Fairfield was hoping the zoning case would be sent back to the Plan Commission, but Stamos says the meeting with Emmons changed his mind, and now Fairfield preferred to let the city council make the decision. Stamos also criticizes Emmons for not letting him know there were any problems with the zoning before the Plan Commission meeting.

"If you're trying to find a middle ground, and the person who's leading a meeting acts in that way, it doesn't lead to common ground or a compromise. It's ugly," Stamos says.

Hunt says Fairfield hasn't made enough changes to its original zoning, and she made a motion in the council meeting to delay the case for 30 days, which passed unanimously. Approximately 70 proponents showed up at the council meeting, while only a handful of opponents were there. Leslie Davenport, the only one to speak in favor of the Plan Commission's recommendation, says hundreds of those in opposition were told not to attend because Hunt was delaying the vote.

Stamos says this project follows the ForwardDallas! plan, which encourages private investment and urban design standards. The plan, approved by the city council in June 2006, also promotes the creation of jobs and making Dallas a walkable city.

City staff with the Department of Development Services also cited the ForwardDallas! plan when recommending approval of the original zoning change. Staff wrote that the new zoning would provide a higher density to support the DART station located within a quarter-mile of the property and ensure a sustainable and efficient long-range housing supply.

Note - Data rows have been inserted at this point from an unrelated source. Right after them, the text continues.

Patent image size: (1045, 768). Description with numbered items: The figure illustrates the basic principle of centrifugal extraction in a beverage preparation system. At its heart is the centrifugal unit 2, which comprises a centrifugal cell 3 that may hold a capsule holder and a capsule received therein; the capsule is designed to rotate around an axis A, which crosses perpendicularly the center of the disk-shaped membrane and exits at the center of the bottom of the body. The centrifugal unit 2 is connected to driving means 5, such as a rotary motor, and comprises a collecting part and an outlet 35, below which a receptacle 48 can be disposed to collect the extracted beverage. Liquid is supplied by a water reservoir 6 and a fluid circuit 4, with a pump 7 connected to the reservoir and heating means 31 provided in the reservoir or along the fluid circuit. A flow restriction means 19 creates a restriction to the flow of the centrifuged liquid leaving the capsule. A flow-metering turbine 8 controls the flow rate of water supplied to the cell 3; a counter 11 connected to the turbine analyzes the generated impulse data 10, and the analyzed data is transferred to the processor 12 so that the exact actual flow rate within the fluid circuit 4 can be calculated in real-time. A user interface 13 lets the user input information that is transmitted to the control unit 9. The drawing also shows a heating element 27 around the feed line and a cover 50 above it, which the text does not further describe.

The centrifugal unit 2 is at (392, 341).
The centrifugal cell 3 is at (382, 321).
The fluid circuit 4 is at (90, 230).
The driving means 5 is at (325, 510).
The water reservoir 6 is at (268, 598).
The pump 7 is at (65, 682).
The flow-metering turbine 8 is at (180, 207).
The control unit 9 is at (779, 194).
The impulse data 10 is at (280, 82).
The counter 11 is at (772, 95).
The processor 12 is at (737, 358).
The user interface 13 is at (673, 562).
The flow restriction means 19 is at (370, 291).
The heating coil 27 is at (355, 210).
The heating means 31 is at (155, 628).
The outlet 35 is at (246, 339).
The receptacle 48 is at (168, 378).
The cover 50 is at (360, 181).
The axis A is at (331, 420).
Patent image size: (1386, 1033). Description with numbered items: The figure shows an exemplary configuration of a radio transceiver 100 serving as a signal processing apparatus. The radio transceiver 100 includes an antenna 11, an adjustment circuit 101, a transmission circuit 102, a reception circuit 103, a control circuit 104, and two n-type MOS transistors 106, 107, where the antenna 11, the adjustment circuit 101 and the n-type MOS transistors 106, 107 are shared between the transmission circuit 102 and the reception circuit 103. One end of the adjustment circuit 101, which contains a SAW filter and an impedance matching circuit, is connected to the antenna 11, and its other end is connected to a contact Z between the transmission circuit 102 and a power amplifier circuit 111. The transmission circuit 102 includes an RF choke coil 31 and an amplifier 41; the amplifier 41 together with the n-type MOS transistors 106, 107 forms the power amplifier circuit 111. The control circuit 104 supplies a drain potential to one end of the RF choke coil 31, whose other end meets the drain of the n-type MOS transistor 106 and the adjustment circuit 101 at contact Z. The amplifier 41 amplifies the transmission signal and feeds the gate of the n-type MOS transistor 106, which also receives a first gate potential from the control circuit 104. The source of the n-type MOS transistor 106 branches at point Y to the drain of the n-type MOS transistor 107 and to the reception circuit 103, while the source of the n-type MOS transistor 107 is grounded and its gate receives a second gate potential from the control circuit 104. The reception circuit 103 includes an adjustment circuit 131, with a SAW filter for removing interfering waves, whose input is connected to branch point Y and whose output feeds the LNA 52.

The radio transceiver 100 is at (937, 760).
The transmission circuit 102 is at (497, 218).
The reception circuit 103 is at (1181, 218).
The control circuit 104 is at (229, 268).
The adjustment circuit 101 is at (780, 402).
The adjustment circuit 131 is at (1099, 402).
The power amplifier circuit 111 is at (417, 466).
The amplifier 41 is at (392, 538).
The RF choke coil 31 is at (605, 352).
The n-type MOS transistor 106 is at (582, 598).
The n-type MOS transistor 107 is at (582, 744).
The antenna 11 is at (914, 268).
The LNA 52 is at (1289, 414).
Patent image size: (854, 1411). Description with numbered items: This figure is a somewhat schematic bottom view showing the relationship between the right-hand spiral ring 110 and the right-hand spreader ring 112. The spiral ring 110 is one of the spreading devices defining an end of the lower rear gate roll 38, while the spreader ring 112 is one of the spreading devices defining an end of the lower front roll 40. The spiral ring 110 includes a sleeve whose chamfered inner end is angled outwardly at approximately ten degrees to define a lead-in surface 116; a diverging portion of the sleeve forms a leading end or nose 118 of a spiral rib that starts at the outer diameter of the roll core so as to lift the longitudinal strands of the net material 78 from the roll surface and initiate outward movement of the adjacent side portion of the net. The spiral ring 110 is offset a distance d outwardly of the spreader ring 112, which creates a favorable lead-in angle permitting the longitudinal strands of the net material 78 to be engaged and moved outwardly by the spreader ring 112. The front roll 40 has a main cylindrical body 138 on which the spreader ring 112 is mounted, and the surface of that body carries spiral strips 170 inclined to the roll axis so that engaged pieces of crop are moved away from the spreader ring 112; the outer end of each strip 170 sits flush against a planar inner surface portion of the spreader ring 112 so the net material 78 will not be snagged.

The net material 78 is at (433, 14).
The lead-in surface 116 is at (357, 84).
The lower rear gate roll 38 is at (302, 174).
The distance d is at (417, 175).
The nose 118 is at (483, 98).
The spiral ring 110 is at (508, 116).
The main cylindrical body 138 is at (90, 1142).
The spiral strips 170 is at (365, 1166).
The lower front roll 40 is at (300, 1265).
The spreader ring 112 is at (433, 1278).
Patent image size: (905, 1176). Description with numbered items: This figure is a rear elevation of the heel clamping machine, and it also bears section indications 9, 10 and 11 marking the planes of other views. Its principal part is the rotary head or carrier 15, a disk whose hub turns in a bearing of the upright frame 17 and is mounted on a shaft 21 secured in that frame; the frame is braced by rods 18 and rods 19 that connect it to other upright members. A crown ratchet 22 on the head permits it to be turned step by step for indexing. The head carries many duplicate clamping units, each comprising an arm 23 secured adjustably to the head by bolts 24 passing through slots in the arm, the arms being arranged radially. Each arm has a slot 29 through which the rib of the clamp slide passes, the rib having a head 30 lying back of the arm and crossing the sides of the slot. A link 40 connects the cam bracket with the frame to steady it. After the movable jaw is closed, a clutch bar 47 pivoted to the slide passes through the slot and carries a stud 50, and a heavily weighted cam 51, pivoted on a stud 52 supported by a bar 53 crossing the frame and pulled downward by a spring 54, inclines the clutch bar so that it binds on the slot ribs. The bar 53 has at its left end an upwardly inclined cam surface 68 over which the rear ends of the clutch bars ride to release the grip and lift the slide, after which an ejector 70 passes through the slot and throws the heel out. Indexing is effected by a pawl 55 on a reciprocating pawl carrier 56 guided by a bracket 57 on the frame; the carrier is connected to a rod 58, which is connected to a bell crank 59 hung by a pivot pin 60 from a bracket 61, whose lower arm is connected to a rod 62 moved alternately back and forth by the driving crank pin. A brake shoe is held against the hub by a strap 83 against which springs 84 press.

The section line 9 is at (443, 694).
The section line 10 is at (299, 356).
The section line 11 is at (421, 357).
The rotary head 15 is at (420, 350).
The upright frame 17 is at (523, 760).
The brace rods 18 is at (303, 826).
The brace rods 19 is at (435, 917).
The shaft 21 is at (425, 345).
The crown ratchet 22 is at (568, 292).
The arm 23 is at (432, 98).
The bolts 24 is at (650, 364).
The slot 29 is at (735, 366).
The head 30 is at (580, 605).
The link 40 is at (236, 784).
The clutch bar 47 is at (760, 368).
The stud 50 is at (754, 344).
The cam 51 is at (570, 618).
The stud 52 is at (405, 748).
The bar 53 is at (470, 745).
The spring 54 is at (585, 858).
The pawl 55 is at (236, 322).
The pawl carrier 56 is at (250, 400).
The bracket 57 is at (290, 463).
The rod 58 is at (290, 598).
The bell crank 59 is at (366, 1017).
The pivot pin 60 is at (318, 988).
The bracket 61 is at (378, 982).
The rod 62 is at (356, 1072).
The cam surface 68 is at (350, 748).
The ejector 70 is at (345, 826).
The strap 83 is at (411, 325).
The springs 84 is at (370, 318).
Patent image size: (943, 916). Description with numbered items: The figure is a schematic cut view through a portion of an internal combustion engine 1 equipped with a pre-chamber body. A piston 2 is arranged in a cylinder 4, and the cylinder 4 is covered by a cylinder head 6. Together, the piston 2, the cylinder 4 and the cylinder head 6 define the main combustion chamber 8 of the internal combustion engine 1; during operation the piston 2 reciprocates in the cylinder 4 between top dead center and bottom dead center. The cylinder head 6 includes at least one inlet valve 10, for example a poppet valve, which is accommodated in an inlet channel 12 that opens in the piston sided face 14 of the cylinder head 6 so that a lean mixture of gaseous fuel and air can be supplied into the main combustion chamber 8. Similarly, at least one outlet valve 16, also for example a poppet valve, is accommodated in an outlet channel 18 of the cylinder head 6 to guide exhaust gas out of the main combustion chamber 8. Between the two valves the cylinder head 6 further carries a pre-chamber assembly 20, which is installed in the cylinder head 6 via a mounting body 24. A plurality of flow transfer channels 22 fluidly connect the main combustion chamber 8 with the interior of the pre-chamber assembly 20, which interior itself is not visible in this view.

About 200 emergency calls went to Signature Pointe in 2007, according to Stamos. He says an FBI anti-terrorism team visited the complex shortly before it was shut down, and after hiring 24-hour security for the property, "crime is a different story." Stamos says the price of the new apartments would be in the $1,500-per-month range, which will attract higher-income singles as opposed to the low-income families, Hurricane Katrina evacuees, sex offenders and parolees who occupied the apartments when Fairfield purchased the property.

One of the issues that concerns the neighborhood coalition and other opponents is that the new complex will be four stories instead of three, which is currently permitted on the property. Another is the increased traffic. Stamos says a study concluded that any new traffic wouldn't significantly harm the area. "It's just been a difficult process because we felt that all along, we were doing what the city wanted us to do," Stamos says.

At the council meeting, North Dallas council member Ron Natinsky said Fairfield hadn't asked for "one cent" from the city, the development goes along with ForwardDallas!, and this case would set a good precedent for future development. "What we have here is the free market stepping up and doing what we want to happen in this city," he said.

Hunt says she's concerned about up-zoning in general and fears the new retail is too close to single-family housing. Fairfield and its supporters are hoping Hunt changes her mind before the March 26 council meeting where a decision will be made.

"Let's just get on board, jump on, and get in this century," Truitt says. "We're waiting for the trucks to pull up and start demolition."